Guardo silencio, pero lo cierto es que tiene parte de razón y una vocecita en mi cabeza ya venía sugiriendo hace tiempo que mi sitio está aquí, al lado de Oliver y buscando mi propio futuro laboral. Aun así, soy demasiado cobarde para decirlo en voz alta.

—Papá…

—Está bien, cariño —dice él con suavidad—. No tienes que decírmelo a mí. Basta con que sepas que, decidas lo que decidas, estoy aquí, contigo, apoyándote.

—¿Y qué pasa con Oliver? —pregunto emocionada.

—Con él tengo una charla pendiente.

—¿Vas a aceptarlo como parte de la familia?

Mi padre sonríe, suspira hondamente y palmea mi pierna con suavidad.

—Siempre lo ha sido, mi vida.

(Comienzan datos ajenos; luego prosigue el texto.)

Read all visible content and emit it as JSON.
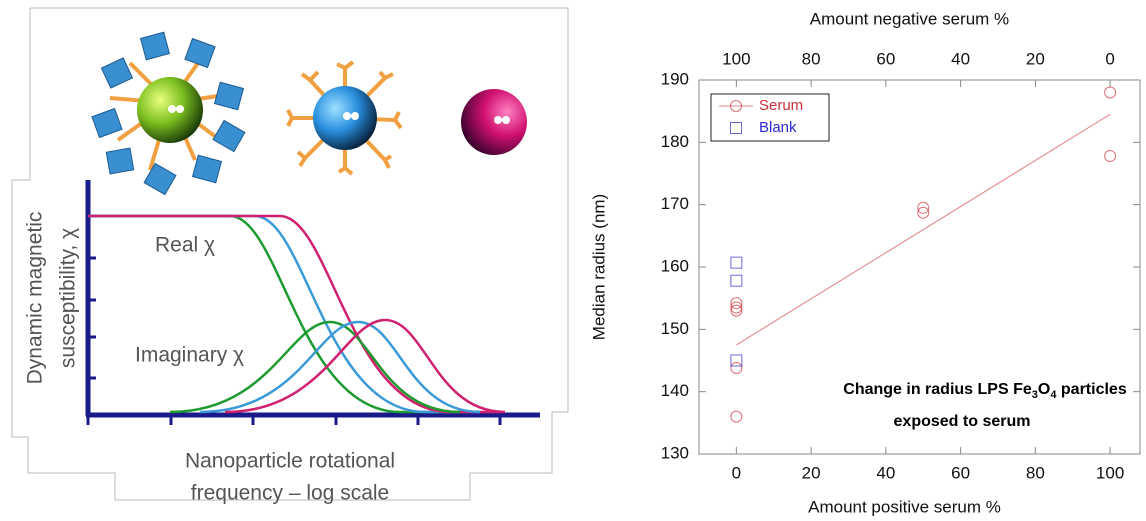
{
  "diagram": {
    "y_label_lines": [
      "Dynamic magnetic",
      "susceptibility, χ"
    ],
    "real_label": "Real χ",
    "imaginary_label": "Imaginary χ",
    "x_label_lines": [
      "Nanoparticle rotational",
      "frequency – log scale"
    ]
  },
  "chart_data": {
    "type": "scatter",
    "x_label": "Amount positive serum %",
    "x2_label": "Amount negative serum %",
    "y_label": "Median radius (nm)",
    "xlim": [
      -10,
      108
    ],
    "xticks": [
      0,
      20,
      40,
      60,
      80,
      100
    ],
    "x2lim": [
      110,
      -8
    ],
    "x2ticks": [
      100,
      80,
      60,
      40,
      20,
      0
    ],
    "ylim": [
      130,
      190
    ],
    "yticks": [
      130,
      140,
      150,
      160,
      170,
      180,
      190
    ],
    "legend": "upper left",
    "annotation": {
      "line1": [
        "Change in radius LPS Fe",
        "3",
        "O",
        "4",
        " particles"
      ],
      "line2": "exposed to serum"
    },
    "series": [
      {
        "name": "Serum",
        "color": "#d0303c",
        "marker": "circle",
        "x": [
          0,
          0,
          0,
          0,
          0,
          50,
          50,
          100,
          100
        ],
        "values": [
          136,
          143.8,
          153,
          153.5,
          154.2,
          168.7,
          169.5,
          188,
          177.8
        ],
        "trend_x": [
          0,
          100
        ],
        "trend": [
          147.5,
          184.5
        ]
      },
      {
        "name": "Blank",
        "color": "#2a2ad0",
        "marker": "square",
        "x": [
          0,
          0,
          0
        ],
        "values": [
          160.7,
          157.8,
          145
        ]
      }
    ]
  }
}
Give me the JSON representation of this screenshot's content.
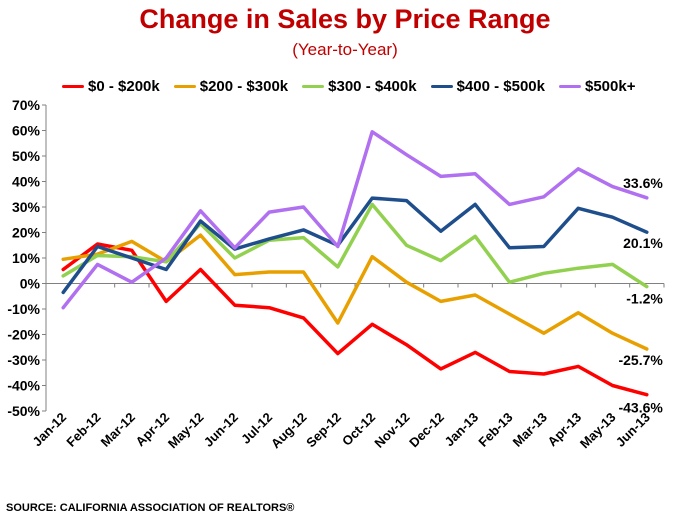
{
  "chart_data": {
    "type": "line",
    "title": "Change in Sales by Price Range",
    "subtitle": "(Year-to-Year)",
    "source": "SOURCE: CALIFORNIA ASSOCIATION OF REALTORS®",
    "categories": [
      "Jan-12",
      "Feb-12",
      "Mar-12",
      "Apr-12",
      "May-12",
      "Jun-12",
      "Jul-12",
      "Aug-12",
      "Sep-12",
      "Oct-12",
      "Nov-12",
      "Dec-12",
      "Jan-13",
      "Feb-13",
      "Mar-13",
      "Apr-13",
      "May-13",
      "Jun-13"
    ],
    "ylim": [
      -50,
      70
    ],
    "yticks": [
      -50,
      -40,
      -30,
      -20,
      -10,
      0,
      10,
      20,
      30,
      40,
      50,
      60,
      70
    ],
    "ytick_labels": [
      "-50%",
      "-40%",
      "-30%",
      "-20%",
      "-10%",
      "0%",
      "10%",
      "20%",
      "30%",
      "40%",
      "50%",
      "60%",
      "70%"
    ],
    "grid": false,
    "legend_position": "top",
    "series": [
      {
        "name": "$0 - $200k",
        "color": "#ff0000",
        "values": [
          5.5,
          15.5,
          13,
          -7,
          5.5,
          -8.5,
          -9.5,
          -13.5,
          -27.5,
          -16,
          -24,
          -33.5,
          -27,
          -34.5,
          -35.5,
          -32.5,
          -40,
          -43.6
        ],
        "end_label": "-43.6%"
      },
      {
        "name": "$200 - $300k",
        "color": "#e8a000",
        "values": [
          9.5,
          11.5,
          16.5,
          8.5,
          19,
          3.5,
          4.5,
          4.5,
          -15.5,
          10.5,
          0.5,
          -7,
          -4.5,
          -12,
          -19.5,
          -11.5,
          -19.5,
          -25.7
        ],
        "end_label": "-25.7%"
      },
      {
        "name": "$300 - $400k",
        "color": "#92d050",
        "values": [
          3,
          11,
          10.5,
          8.5,
          23.5,
          10,
          17,
          18,
          6.5,
          31,
          15,
          9,
          18.5,
          0.5,
          4,
          6,
          7.5,
          -1.2
        ],
        "end_label": "-1.2%"
      },
      {
        "name": "$400 - $500k",
        "color": "#1f4e8c",
        "values": [
          -3.5,
          14.5,
          10,
          5.5,
          24.5,
          13.5,
          17.5,
          21,
          15,
          33.5,
          32.5,
          20.5,
          31,
          14,
          14.5,
          29.5,
          26,
          20.1
        ],
        "end_label": "20.1%"
      },
      {
        "name": "$500k+",
        "color": "#b070f0",
        "values": [
          -9.5,
          7.5,
          0.5,
          10,
          28.5,
          14,
          28,
          30,
          14.5,
          59.5,
          50.5,
          42,
          43,
          31,
          34,
          45,
          38,
          33.6
        ],
        "end_label": "33.6%"
      }
    ]
  }
}
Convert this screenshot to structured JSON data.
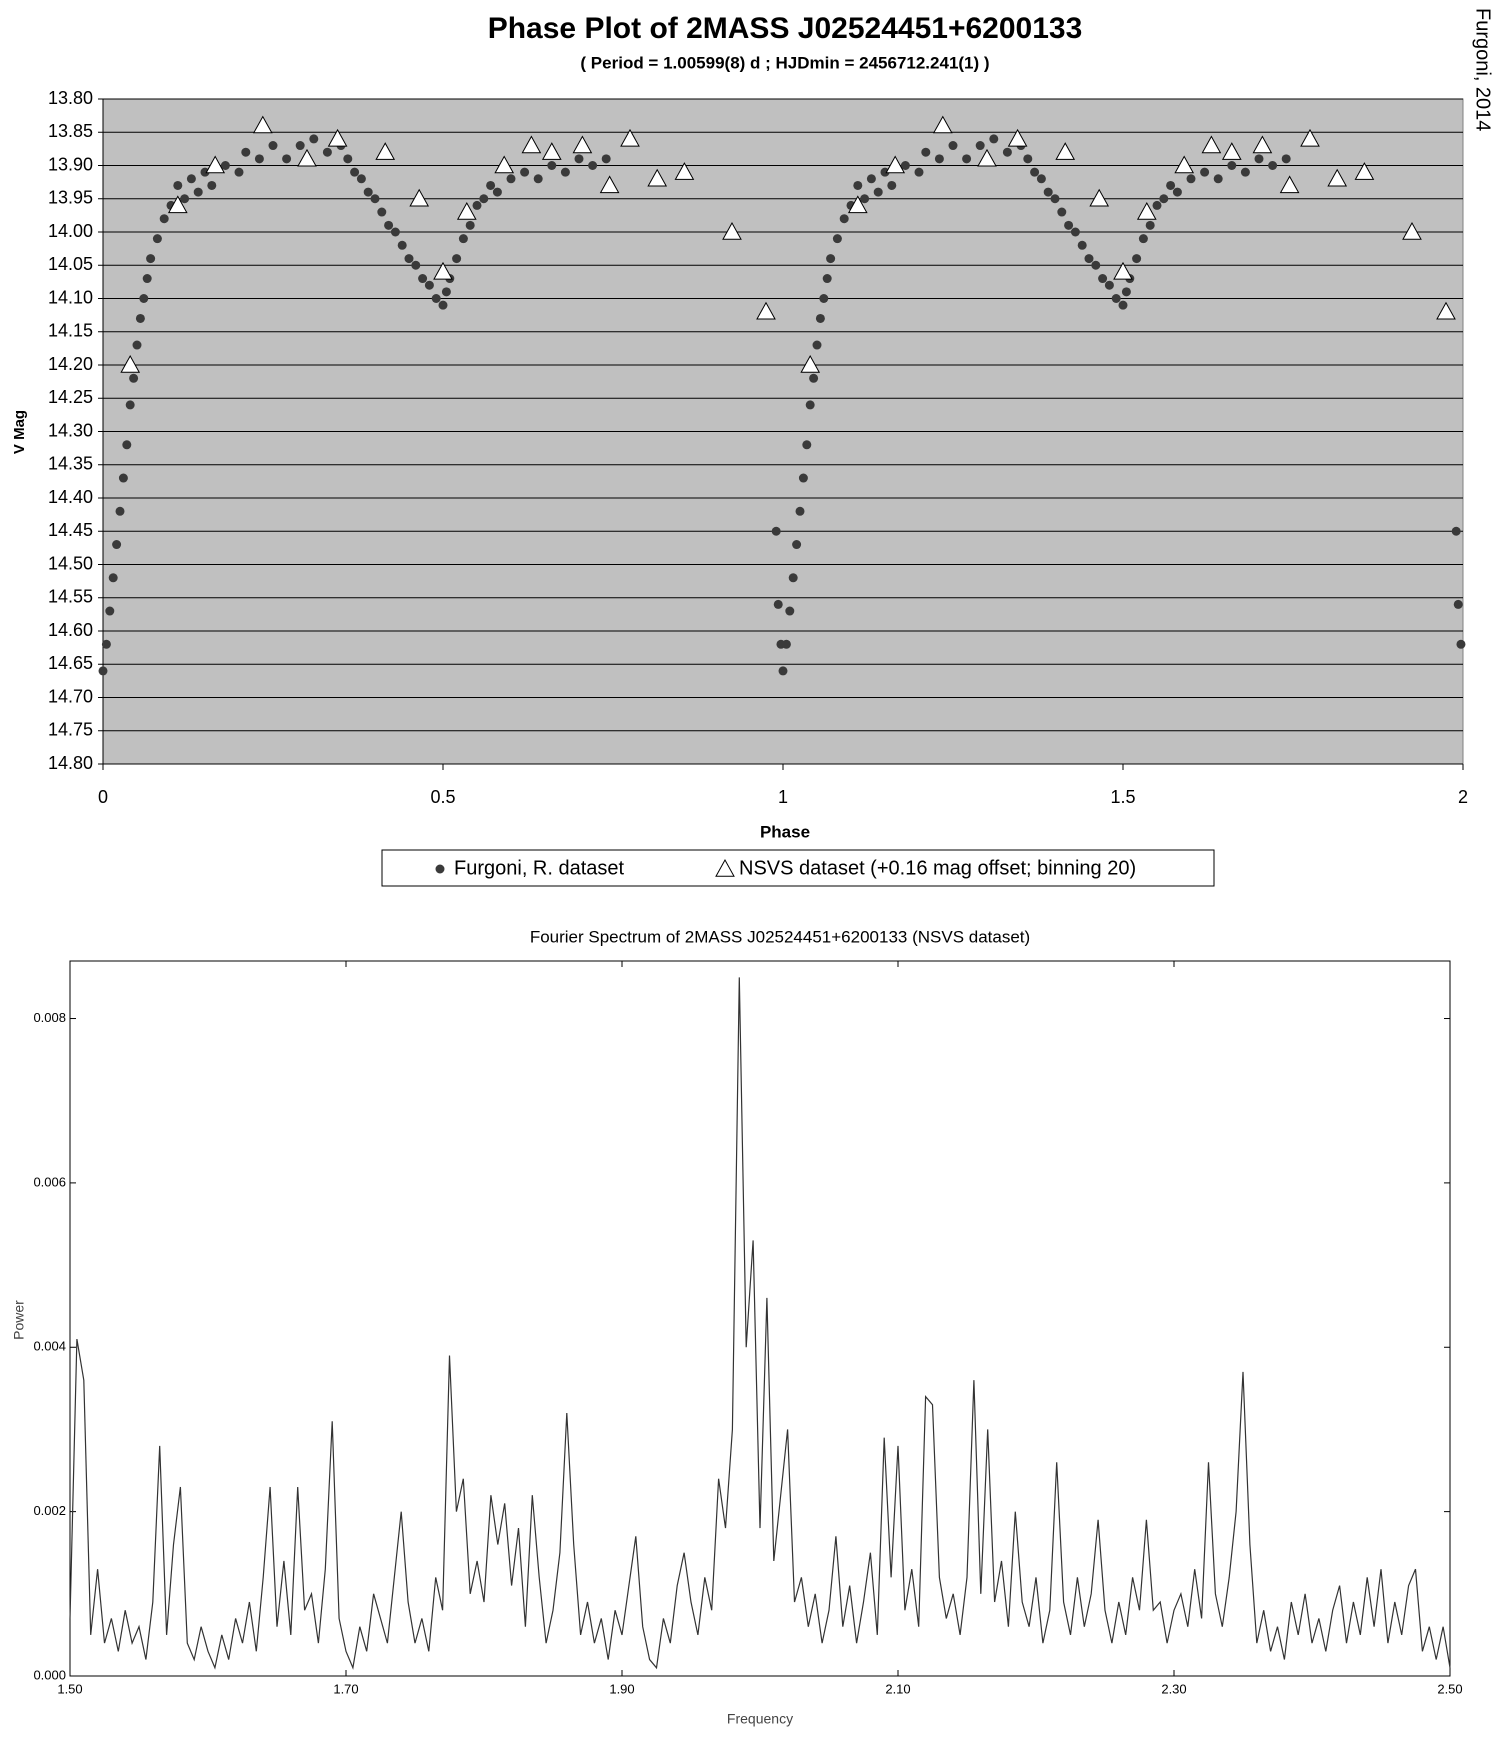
{
  "chart_data": [
    {
      "type": "scatter",
      "title": "Phase Plot of 2MASS J02524451+6200133",
      "subtitle": "( Period = 1.00599(8) d ; HJDmin = 2456712.241(1) )",
      "annotation": "Furgoni, 2014",
      "x_label": "Phase",
      "y_label": "V Mag",
      "xlim": [
        0,
        2
      ],
      "ylim": [
        14.8,
        13.8
      ],
      "xticks": [
        0,
        0.5,
        1,
        1.5,
        2
      ],
      "yticks": [
        {
          "value": 13.8,
          "label": "13.80"
        },
        13.85,
        {
          "value": 13.9,
          "label": "13.90"
        },
        13.95,
        {
          "value": 14.0,
          "label": "14.00"
        },
        14.05,
        {
          "value": 14.1,
          "label": "14.10"
        },
        14.15,
        {
          "value": 14.2,
          "label": "14.20"
        },
        14.25,
        {
          "value": 14.3,
          "label": "14.30"
        },
        14.35,
        {
          "value": 14.4,
          "label": "14.40"
        },
        14.45,
        {
          "value": 14.5,
          "label": "14.50"
        },
        14.55,
        {
          "value": 14.6,
          "label": "14.60"
        },
        14.65,
        {
          "value": 14.7,
          "label": "14.70"
        },
        14.75,
        {
          "value": 14.8,
          "label": "14.80"
        }
      ],
      "grid": true,
      "background": "#c0c0c0",
      "series": [
        {
          "name": "Furgoni, R. dataset",
          "color": "#3a3a3a",
          "marker": "circle",
          "x": [
            0.0,
            0.005,
            0.01,
            0.015,
            0.02,
            0.025,
            0.03,
            0.035,
            0.04,
            0.045,
            0.05,
            0.055,
            0.06,
            0.065,
            0.07,
            0.08,
            0.09,
            0.1,
            0.11,
            0.12,
            0.13,
            0.14,
            0.15,
            0.16,
            0.18,
            0.2,
            0.21,
            0.23,
            0.25,
            0.27,
            0.29,
            0.31,
            0.33,
            0.35,
            0.36,
            0.37,
            0.38,
            0.39,
            0.4,
            0.41,
            0.42,
            0.43,
            0.44,
            0.45,
            0.46,
            0.47,
            0.48,
            0.49,
            0.5,
            0.505,
            0.51,
            0.52,
            0.53,
            0.54,
            0.55,
            0.56,
            0.57,
            0.58,
            0.6,
            0.62,
            0.64,
            0.66,
            0.68,
            0.7,
            0.72,
            0.74,
            0.99,
            0.993,
            0.997,
            1.0,
            1.005,
            1.01,
            1.015,
            1.02,
            1.025,
            1.03,
            1.035,
            1.04,
            1.045,
            1.05,
            1.055,
            1.06,
            1.065,
            1.07,
            1.08,
            1.09,
            1.1,
            1.11,
            1.12,
            1.13,
            1.14,
            1.15,
            1.16,
            1.18,
            1.2,
            1.21,
            1.23,
            1.25,
            1.27,
            1.29,
            1.31,
            1.33,
            1.35,
            1.36,
            1.37,
            1.38,
            1.39,
            1.4,
            1.41,
            1.42,
            1.43,
            1.44,
            1.45,
            1.46,
            1.47,
            1.48,
            1.49,
            1.5,
            1.505,
            1.51,
            1.52,
            1.53,
            1.54,
            1.55,
            1.56,
            1.57,
            1.58,
            1.6,
            1.62,
            1.64,
            1.66,
            1.68,
            1.7,
            1.72,
            1.74,
            1.99,
            1.993,
            1.997
          ],
          "values": [
            14.66,
            14.62,
            14.57,
            14.52,
            14.47,
            14.42,
            14.37,
            14.32,
            14.26,
            14.22,
            14.17,
            14.13,
            14.1,
            14.07,
            14.04,
            14.01,
            13.98,
            13.96,
            13.93,
            13.95,
            13.92,
            13.94,
            13.91,
            13.93,
            13.9,
            13.91,
            13.88,
            13.89,
            13.87,
            13.89,
            13.87,
            13.86,
            13.88,
            13.87,
            13.89,
            13.91,
            13.92,
            13.94,
            13.95,
            13.97,
            13.99,
            14.0,
            14.02,
            14.04,
            14.05,
            14.07,
            14.08,
            14.1,
            14.11,
            14.09,
            14.07,
            14.04,
            14.01,
            13.99,
            13.96,
            13.95,
            13.93,
            13.94,
            13.92,
            13.91,
            13.92,
            13.9,
            13.91,
            13.89,
            13.9,
            13.89,
            14.45,
            14.56,
            14.62,
            14.66,
            14.62,
            14.57,
            14.52,
            14.47,
            14.42,
            14.37,
            14.32,
            14.26,
            14.22,
            14.17,
            14.13,
            14.1,
            14.07,
            14.04,
            14.01,
            13.98,
            13.96,
            13.93,
            13.95,
            13.92,
            13.94,
            13.91,
            13.93,
            13.9,
            13.91,
            13.88,
            13.89,
            13.87,
            13.89,
            13.87,
            13.86,
            13.88,
            13.87,
            13.89,
            13.91,
            13.92,
            13.94,
            13.95,
            13.97,
            13.99,
            14.0,
            14.02,
            14.04,
            14.05,
            14.07,
            14.08,
            14.1,
            14.11,
            14.09,
            14.07,
            14.04,
            14.01,
            13.99,
            13.96,
            13.95,
            13.93,
            13.94,
            13.92,
            13.91,
            13.92,
            13.9,
            13.91,
            13.89,
            13.9,
            13.89,
            14.45,
            14.56,
            14.62
          ]
        },
        {
          "name": "NSVS dataset (+0.16 mag offset; binning 20)",
          "color": "#ffffff",
          "marker": "triangle",
          "x": [
            0.04,
            0.11,
            0.165,
            0.235,
            0.3,
            0.345,
            0.415,
            0.465,
            0.5,
            0.535,
            0.59,
            0.63,
            0.66,
            0.705,
            0.745,
            0.775,
            0.815,
            0.855,
            0.925,
            0.975,
            1.04,
            1.11,
            1.165,
            1.235,
            1.3,
            1.345,
            1.415,
            1.465,
            1.5,
            1.535,
            1.59,
            1.63,
            1.66,
            1.705,
            1.745,
            1.775,
            1.815,
            1.855,
            1.925,
            1.975
          ],
          "values": [
            14.2,
            13.96,
            13.9,
            13.84,
            13.89,
            13.86,
            13.88,
            13.95,
            14.06,
            13.97,
            13.9,
            13.87,
            13.88,
            13.87,
            13.93,
            13.86,
            13.92,
            13.91,
            14.0,
            14.12,
            14.2,
            13.96,
            13.9,
            13.84,
            13.89,
            13.86,
            13.88,
            13.95,
            14.06,
            13.97,
            13.9,
            13.87,
            13.88,
            13.87,
            13.93,
            13.86,
            13.92,
            13.91,
            14.0,
            14.12
          ]
        }
      ]
    },
    {
      "type": "line",
      "title": "Fourier Spectrum of 2MASS J02524451+6200133 (NSVS dataset)",
      "x_label": "Frequency",
      "y_label": "Power",
      "xlim": [
        1.5,
        2.5
      ],
      "ylim": [
        0,
        0.0087
      ],
      "xticks": [
        {
          "value": 1.5,
          "label": "1.50"
        },
        {
          "value": 1.7,
          "label": "1.70"
        },
        {
          "value": 1.9,
          "label": "1.90"
        },
        {
          "value": 2.1,
          "label": "2.10"
        },
        {
          "value": 2.3,
          "label": "2.30"
        },
        {
          "value": 2.5,
          "label": "2.50"
        }
      ],
      "yticks": [
        {
          "value": 0,
          "label": "0.000"
        },
        0.002,
        0.004,
        0.006,
        0.008
      ],
      "x": [
        1.5,
        1.505,
        1.51,
        1.515,
        1.52,
        1.525,
        1.53,
        1.535,
        1.54,
        1.545,
        1.55,
        1.555,
        1.56,
        1.565,
        1.57,
        1.575,
        1.58,
        1.585,
        1.59,
        1.595,
        1.6,
        1.605,
        1.61,
        1.615,
        1.62,
        1.625,
        1.63,
        1.635,
        1.64,
        1.645,
        1.65,
        1.655,
        1.66,
        1.665,
        1.67,
        1.675,
        1.68,
        1.685,
        1.69,
        1.695,
        1.7,
        1.705,
        1.71,
        1.715,
        1.72,
        1.725,
        1.73,
        1.735,
        1.74,
        1.745,
        1.75,
        1.755,
        1.76,
        1.765,
        1.77,
        1.775,
        1.78,
        1.785,
        1.79,
        1.795,
        1.8,
        1.805,
        1.81,
        1.815,
        1.82,
        1.825,
        1.83,
        1.835,
        1.84,
        1.845,
        1.85,
        1.855,
        1.86,
        1.865,
        1.87,
        1.875,
        1.88,
        1.885,
        1.89,
        1.895,
        1.9,
        1.905,
        1.91,
        1.915,
        1.92,
        1.925,
        1.93,
        1.935,
        1.94,
        1.945,
        1.95,
        1.955,
        1.96,
        1.965,
        1.97,
        1.975,
        1.98,
        1.985,
        1.99,
        1.995,
        2.0,
        2.005,
        2.01,
        2.015,
        2.02,
        2.025,
        2.03,
        2.035,
        2.04,
        2.045,
        2.05,
        2.055,
        2.06,
        2.065,
        2.07,
        2.075,
        2.08,
        2.085,
        2.09,
        2.095,
        2.1,
        2.105,
        2.11,
        2.115,
        2.12,
        2.125,
        2.13,
        2.135,
        2.14,
        2.145,
        2.15,
        2.155,
        2.16,
        2.165,
        2.17,
        2.175,
        2.18,
        2.185,
        2.19,
        2.195,
        2.2,
        2.205,
        2.21,
        2.215,
        2.22,
        2.225,
        2.23,
        2.235,
        2.24,
        2.245,
        2.25,
        2.255,
        2.26,
        2.265,
        2.27,
        2.275,
        2.28,
        2.285,
        2.29,
        2.295,
        2.3,
        2.305,
        2.31,
        2.315,
        2.32,
        2.325,
        2.33,
        2.335,
        2.34,
        2.345,
        2.35,
        2.355,
        2.36,
        2.365,
        2.37,
        2.375,
        2.38,
        2.385,
        2.39,
        2.395,
        2.4,
        2.405,
        2.41,
        2.415,
        2.42,
        2.425,
        2.43,
        2.435,
        2.44,
        2.445,
        2.45,
        2.455,
        2.46,
        2.465,
        2.47,
        2.475,
        2.48,
        2.485,
        2.49,
        2.495,
        2.5
      ],
      "series": [
        {
          "color": "#333333",
          "values": [
            0.0007,
            0.0041,
            0.0036,
            0.0005,
            0.0013,
            0.0004,
            0.0007,
            0.0003,
            0.0008,
            0.0004,
            0.0006,
            0.0002,
            0.0009,
            0.0028,
            0.0005,
            0.0016,
            0.0023,
            0.0004,
            0.0002,
            0.0006,
            0.0003,
            0.0001,
            0.0005,
            0.0002,
            0.0007,
            0.0004,
            0.0009,
            0.0003,
            0.0012,
            0.0023,
            0.0006,
            0.0014,
            0.0005,
            0.0023,
            0.0008,
            0.001,
            0.0004,
            0.0013,
            0.0031,
            0.0007,
            0.0003,
            0.0001,
            0.0006,
            0.0003,
            0.001,
            0.0007,
            0.0004,
            0.0012,
            0.002,
            0.0009,
            0.0004,
            0.0007,
            0.0003,
            0.0012,
            0.0008,
            0.0039,
            0.002,
            0.0024,
            0.001,
            0.0014,
            0.0009,
            0.0022,
            0.0016,
            0.0021,
            0.0011,
            0.0018,
            0.0006,
            0.0022,
            0.0012,
            0.0004,
            0.0008,
            0.0015,
            0.0032,
            0.0016,
            0.0005,
            0.0009,
            0.0004,
            0.0007,
            0.0002,
            0.0008,
            0.0005,
            0.0011,
            0.0017,
            0.0006,
            0.0002,
            0.0001,
            0.0007,
            0.0004,
            0.0011,
            0.0015,
            0.0009,
            0.0005,
            0.0012,
            0.0008,
            0.0024,
            0.0018,
            0.003,
            0.0085,
            0.004,
            0.0053,
            0.0018,
            0.0046,
            0.0014,
            0.0022,
            0.003,
            0.0009,
            0.0012,
            0.0006,
            0.001,
            0.0004,
            0.0008,
            0.0017,
            0.0006,
            0.0011,
            0.0004,
            0.0009,
            0.0015,
            0.0005,
            0.0029,
            0.0012,
            0.0028,
            0.0008,
            0.0013,
            0.0006,
            0.0034,
            0.0033,
            0.0012,
            0.0007,
            0.001,
            0.0005,
            0.0012,
            0.0036,
            0.001,
            0.003,
            0.0009,
            0.0014,
            0.0006,
            0.002,
            0.0009,
            0.0006,
            0.0012,
            0.0004,
            0.0008,
            0.0026,
            0.0009,
            0.0005,
            0.0012,
            0.0006,
            0.001,
            0.0019,
            0.0008,
            0.0004,
            0.0009,
            0.0005,
            0.0012,
            0.0008,
            0.0019,
            0.0008,
            0.0009,
            0.0004,
            0.0008,
            0.001,
            0.0006,
            0.0013,
            0.0007,
            0.0026,
            0.001,
            0.0006,
            0.0012,
            0.002,
            0.0037,
            0.0016,
            0.0004,
            0.0008,
            0.0003,
            0.0006,
            0.0002,
            0.0009,
            0.0005,
            0.001,
            0.0004,
            0.0007,
            0.0003,
            0.0008,
            0.0011,
            0.0004,
            0.0009,
            0.0005,
            0.0012,
            0.0006,
            0.0013,
            0.0004,
            0.0009,
            0.0005,
            0.0011,
            0.0013,
            0.0003,
            0.0006,
            0.0002,
            0.0006,
            0.0001
          ]
        }
      ]
    }
  ]
}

Aun cuando las cosas iban mal, incluso si no quiere ni mirarme a la cara, sigue siendo parte de mi familia. Ahora solo cambia el hecho de que, además, será el padre de mis nietos.

—A lo mejor no tenemos hijos.

—Emily, deja de darme disgustos. Dosifica las malas noticias, hija, te lo pido por favor.

Suelto una carcajada que estalla en mi pecho mientras él suspira, entre divertido y cansado, y yo pienso que, pese a todos sus errores, que los tiene, como cualquier ser humano, Diego Corleone es el mejor padre del mundo.